In the interim, investors are taking a close look at company balance sheets. Swiss groups have made a relatively good start to the current reporting season, with the two heavyweights, Roche and Nestlé, among those delivering positive news. Thanks to new drugs, the pharmaceuticals concern posted a significant improvement in sales in the first quarter and reaffirmed its targets for the year. Roche is also making a USDbn 50 investment in an attempt to appease the US government pending negotiations on an exemption from possible new tariffs. Food giant Nestlé likewise recorded growth at the start of the year and confirmed its forecast. The logistics group Kuehne + Nagel was also able to defy the global uncertainties surrounding economic development, increasing its sales by 15% from January to March while improving the operating result by 7%. Given the lack of clarity concerning the effects of the US trade tariffs, however, boss Stefan Paul remains cautious for 2025. Logitech has already had to row back from its forecast: the computer accessories manufacturer has withdrawn its targets for the current 2025/26 financial year (31 March) in response to the uncertainty around tariffs.
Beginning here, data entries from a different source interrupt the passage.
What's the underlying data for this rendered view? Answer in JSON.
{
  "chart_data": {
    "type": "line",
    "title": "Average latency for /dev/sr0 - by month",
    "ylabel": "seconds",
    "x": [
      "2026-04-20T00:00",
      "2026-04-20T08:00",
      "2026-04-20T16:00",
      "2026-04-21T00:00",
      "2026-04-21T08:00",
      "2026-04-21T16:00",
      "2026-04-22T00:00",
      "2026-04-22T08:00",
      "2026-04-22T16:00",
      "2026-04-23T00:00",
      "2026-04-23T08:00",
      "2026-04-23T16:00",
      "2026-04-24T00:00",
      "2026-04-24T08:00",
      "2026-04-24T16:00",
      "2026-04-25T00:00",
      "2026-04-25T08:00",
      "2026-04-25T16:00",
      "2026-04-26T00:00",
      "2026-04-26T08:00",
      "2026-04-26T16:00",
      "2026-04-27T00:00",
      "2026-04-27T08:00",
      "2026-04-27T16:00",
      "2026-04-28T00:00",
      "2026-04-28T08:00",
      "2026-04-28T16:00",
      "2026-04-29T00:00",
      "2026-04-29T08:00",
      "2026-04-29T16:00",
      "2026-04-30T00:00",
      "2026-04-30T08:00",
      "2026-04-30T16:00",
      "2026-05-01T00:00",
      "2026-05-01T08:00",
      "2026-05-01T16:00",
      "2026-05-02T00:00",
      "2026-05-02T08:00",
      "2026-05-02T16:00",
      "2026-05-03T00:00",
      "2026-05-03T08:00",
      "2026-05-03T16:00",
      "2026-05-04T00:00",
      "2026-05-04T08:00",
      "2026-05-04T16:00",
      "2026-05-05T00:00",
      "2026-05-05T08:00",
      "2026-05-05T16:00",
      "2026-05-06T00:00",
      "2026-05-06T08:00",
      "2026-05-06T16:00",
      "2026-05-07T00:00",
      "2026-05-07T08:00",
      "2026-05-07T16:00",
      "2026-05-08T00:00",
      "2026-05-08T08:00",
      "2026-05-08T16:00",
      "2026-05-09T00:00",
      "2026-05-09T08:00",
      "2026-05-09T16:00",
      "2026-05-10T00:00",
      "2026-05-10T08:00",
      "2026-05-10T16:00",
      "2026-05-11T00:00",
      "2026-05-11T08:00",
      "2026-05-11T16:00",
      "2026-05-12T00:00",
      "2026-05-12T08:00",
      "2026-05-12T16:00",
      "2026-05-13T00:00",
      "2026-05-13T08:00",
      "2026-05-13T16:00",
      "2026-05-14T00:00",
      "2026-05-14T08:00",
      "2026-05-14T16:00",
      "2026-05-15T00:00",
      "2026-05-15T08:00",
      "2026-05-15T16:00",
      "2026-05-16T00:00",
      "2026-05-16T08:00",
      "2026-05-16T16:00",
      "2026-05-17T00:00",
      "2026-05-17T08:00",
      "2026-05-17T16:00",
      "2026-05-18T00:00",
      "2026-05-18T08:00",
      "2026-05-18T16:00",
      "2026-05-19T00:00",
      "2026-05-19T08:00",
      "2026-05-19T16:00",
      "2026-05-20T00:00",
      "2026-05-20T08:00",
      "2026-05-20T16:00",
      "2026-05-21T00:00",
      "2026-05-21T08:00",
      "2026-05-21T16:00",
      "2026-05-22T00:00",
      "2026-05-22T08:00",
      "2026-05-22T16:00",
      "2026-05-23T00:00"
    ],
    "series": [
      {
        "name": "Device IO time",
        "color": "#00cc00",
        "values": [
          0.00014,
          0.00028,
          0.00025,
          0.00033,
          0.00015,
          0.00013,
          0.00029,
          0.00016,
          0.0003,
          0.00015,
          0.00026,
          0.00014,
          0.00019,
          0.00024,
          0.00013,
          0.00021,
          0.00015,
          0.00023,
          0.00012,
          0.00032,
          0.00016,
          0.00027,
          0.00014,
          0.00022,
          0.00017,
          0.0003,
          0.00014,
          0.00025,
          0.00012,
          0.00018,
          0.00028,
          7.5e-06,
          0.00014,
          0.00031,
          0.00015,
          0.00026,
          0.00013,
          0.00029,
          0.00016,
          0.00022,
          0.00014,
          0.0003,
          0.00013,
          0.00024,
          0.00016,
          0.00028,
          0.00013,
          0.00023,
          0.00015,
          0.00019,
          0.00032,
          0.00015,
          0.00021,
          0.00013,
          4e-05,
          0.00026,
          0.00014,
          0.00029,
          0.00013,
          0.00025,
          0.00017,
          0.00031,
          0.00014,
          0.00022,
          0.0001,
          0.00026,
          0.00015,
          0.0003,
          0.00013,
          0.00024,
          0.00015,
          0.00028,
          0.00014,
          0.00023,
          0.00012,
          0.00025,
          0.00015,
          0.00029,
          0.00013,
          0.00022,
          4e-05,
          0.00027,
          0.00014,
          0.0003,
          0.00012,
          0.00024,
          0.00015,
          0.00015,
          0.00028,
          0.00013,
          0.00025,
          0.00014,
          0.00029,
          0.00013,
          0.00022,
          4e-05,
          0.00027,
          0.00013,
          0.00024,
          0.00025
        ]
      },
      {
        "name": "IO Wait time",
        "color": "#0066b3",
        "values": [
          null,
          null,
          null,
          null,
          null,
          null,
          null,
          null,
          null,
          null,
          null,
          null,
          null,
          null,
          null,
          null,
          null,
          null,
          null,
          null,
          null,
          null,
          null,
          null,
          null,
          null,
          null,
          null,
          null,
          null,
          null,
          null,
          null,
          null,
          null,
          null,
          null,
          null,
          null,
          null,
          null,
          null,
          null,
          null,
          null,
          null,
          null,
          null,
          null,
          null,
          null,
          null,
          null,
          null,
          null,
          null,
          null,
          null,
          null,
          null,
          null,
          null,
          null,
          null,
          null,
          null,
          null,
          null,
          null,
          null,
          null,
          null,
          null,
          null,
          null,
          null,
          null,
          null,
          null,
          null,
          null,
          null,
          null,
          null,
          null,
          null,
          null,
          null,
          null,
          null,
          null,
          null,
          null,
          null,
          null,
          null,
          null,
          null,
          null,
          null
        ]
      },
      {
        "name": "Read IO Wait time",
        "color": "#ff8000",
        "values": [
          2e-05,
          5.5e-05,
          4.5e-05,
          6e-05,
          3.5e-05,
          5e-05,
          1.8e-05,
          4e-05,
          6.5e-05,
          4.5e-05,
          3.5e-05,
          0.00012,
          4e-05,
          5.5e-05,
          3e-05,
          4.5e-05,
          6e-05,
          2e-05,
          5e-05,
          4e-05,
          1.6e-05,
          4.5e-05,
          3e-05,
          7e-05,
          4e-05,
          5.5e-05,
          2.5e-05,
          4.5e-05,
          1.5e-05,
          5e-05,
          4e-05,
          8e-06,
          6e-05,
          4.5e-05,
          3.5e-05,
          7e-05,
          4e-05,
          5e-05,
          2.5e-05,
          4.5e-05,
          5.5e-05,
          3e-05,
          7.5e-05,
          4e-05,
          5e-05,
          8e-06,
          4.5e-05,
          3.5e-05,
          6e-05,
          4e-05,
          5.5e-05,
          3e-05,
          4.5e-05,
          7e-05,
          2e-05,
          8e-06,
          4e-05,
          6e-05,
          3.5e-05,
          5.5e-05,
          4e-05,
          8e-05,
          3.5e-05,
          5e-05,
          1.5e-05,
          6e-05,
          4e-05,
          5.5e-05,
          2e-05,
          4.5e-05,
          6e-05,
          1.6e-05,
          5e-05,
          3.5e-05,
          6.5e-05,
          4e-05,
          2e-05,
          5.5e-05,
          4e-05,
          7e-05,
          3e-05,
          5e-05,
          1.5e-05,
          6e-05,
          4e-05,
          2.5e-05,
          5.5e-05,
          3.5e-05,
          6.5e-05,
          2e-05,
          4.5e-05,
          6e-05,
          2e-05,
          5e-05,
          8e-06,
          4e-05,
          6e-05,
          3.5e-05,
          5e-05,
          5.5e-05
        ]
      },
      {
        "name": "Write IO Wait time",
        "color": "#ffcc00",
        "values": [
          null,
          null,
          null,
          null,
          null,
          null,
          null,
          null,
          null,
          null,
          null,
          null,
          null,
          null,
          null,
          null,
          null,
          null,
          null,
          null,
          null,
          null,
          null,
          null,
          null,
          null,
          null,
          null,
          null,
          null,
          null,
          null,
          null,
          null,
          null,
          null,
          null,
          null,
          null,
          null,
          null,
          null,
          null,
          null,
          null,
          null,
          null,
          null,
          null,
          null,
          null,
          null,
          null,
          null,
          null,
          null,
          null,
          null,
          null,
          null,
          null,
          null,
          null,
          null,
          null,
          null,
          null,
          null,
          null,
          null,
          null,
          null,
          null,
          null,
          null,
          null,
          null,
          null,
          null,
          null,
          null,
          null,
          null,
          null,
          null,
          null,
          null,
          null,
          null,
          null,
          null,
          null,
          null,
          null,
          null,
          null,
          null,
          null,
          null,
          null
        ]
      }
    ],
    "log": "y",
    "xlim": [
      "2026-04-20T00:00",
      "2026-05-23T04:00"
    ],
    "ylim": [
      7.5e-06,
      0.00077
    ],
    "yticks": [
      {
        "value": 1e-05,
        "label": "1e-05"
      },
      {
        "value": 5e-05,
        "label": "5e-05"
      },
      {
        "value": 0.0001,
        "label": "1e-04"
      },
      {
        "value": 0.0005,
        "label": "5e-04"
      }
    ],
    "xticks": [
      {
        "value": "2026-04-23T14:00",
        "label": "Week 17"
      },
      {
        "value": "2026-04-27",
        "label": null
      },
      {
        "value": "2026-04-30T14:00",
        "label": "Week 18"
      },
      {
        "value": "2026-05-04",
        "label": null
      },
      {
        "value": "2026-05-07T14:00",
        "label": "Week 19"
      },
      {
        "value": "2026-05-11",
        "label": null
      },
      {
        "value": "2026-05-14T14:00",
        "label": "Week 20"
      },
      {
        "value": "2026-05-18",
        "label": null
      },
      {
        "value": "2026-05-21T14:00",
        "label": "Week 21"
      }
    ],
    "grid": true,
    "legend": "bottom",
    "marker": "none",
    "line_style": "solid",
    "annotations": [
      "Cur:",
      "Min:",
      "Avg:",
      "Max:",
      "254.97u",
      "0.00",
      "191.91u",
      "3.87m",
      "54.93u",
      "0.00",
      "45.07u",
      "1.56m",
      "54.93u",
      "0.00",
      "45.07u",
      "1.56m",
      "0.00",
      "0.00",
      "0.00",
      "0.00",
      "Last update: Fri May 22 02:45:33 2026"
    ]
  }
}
Amidst the ups and downs of the volatile news coming from the White House and the current reporting season, Swiss groups have performed significantly better than their US counterparts. The SMI has been flat since the turn of the year, while Wall Street is still in the red. Anyone wanting to invest in Switzerland, though, isn’t necessarily restricted to the 20 large groups in the Swiss Market Index, particularly as the SMI is dominated by the trio of Nestlé, Novartis and Roche, which make up more than half of it. The FuW Swiss 50 Index offers less of this trio in return for greater diversity. It brings mid caps into play alongside the large caps – and they often have more to give when it comes to growth opportunities and price movements. That the index concept works is evident from a retrospective view: the FUW Swiss 50 Index has risen by 49% over a period of five years, some 25 percentage points ahead of the SMI.